Ketika Jun-hwi selesai mendaftar dan naik ke kamar rumah sakit, Won-woo sudah berganti pakaian dan sedang memasang kembali jarum suntik. Ekspresi Won-woo tampak agak lega. "Apakah kamu baik-baik saja?" tanya Jun-hwi sambil mengelus rambut Won-woo, dan Won-woo tersenyum. Jun-hwi kemudian menggenggam tangan Won-woo dan duduk di sampingnya. Setelah memeriksa kondisi Won-woo, dia mengambil ponselnya dan menelepon, dan mata Won-woo membelalak. Won-woo cepat-cepat merebut ponselnya, tetapi matanya tampak ragu. Jun-hwi bertanya, "Ada apa?"

"...Jangan beritahu Taehyung dan Jungkook..."

"Kenapa? Kau pingsan. Bahkan jika Jungkook tidak tahu, aku tahu kau hamil..."

"Sungguh, ini yang terakhir kalinya. Sungguh... merahasiakannya seperti ini, Min-gyu...ah..."

Wonwoo buru-buru menutup mulutnya saat mendengar nama Mingyu, yang keluar tanpa disadarinya, lalu mengerang dan menyentuh pergelangan tangannya. Junhwi dengan cepat meraih pergelangan tangan Wonwoo ketika melihat memar samar melalui gaun rumah sakit yang sedikit longgar. J...Junhwi,

"Aku sakit..."

"Begini...beginikah Min-gyu itu?"

"...TIDAK."

"Lalu, kenapa nama Mingyu disebut tadi...? Kau menghindari tatapanku... Tidak mungkin... apakah karena Mingyu kau pingsan?"

Wonwoo, yang selama ini diam, akhirnya menjelaskan apa yang terjadi di depan rumahnya setelah Junhwi terus bertanya dan membujuknya. Junhwi, yang mendengarkan dengan saksama, berusaha menahan amarahnya ketika Wonwoo selesai berbicara.

"Jadi, kamu tidak akan memberitahu siapa pun?"

"...Hah.."

"Kali ini aku akan mendengarkanmu. Tapi jika hal seperti ini terjadi lagi..."

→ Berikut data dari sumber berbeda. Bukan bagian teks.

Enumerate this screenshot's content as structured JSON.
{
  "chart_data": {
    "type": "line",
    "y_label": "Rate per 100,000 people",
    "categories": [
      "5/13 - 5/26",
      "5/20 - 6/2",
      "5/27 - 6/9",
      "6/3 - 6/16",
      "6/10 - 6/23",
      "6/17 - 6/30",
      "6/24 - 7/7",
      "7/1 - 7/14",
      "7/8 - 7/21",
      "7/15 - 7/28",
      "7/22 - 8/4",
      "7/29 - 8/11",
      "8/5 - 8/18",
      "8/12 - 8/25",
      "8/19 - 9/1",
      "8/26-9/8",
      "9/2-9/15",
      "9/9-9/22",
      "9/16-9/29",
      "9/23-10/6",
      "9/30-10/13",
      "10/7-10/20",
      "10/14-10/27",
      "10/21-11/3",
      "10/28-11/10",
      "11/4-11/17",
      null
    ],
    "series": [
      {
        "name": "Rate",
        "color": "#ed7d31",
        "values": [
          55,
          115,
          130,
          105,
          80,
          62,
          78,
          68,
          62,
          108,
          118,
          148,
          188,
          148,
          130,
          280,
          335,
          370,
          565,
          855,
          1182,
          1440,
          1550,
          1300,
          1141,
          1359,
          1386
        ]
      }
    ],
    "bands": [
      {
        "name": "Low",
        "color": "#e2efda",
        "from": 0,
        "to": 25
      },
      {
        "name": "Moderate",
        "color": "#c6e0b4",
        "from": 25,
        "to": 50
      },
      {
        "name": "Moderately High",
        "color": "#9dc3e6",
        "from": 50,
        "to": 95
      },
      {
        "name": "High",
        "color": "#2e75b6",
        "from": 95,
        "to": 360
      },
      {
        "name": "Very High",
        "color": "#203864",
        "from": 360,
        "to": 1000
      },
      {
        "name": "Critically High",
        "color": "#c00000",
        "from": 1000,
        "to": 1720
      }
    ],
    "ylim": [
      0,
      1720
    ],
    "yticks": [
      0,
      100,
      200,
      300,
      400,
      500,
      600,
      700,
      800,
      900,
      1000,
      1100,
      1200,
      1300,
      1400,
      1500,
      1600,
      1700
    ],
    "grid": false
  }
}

"Lain kali ini tidak akan terjadi. Jika terjadi lagi, aku pasti akan memberitahumu."

"Benar-benar,"

"Ya..." Jun-hwi, setelah mendengar jawaban Won-woo, memiringkan tempat tidur ke belakang agar dia bisa berbaring. Won-woo, yang matanya gemetar karena cemas, akhirnya tertidur setelah mendapat konfirmasi bahwa dia tidak akan berbicara dengan orang lain. Jun-hwi, dengan pikiran yang berkecamuk, mengambil ponselnya dan meninggalkan pesan teks.

- Kamar 717, Rumah Sakit ㅇㅇ. Datanglah saat Anda bangun di pagi hari.

** * *

Hehe... Sudah lama sekali... Maaf ya...

Teks terjemahan... Aku tidak tahu harus berbuat apa, jadi aku hanya melakukan itu.
Siapa orang terakhir yang dihubungi Jun-hwi melalui pesan teks?

Serialisasi lebih dari 10 komentar

Episode selanjutnya akan diceritakan dari sudut pandang Min-gyu!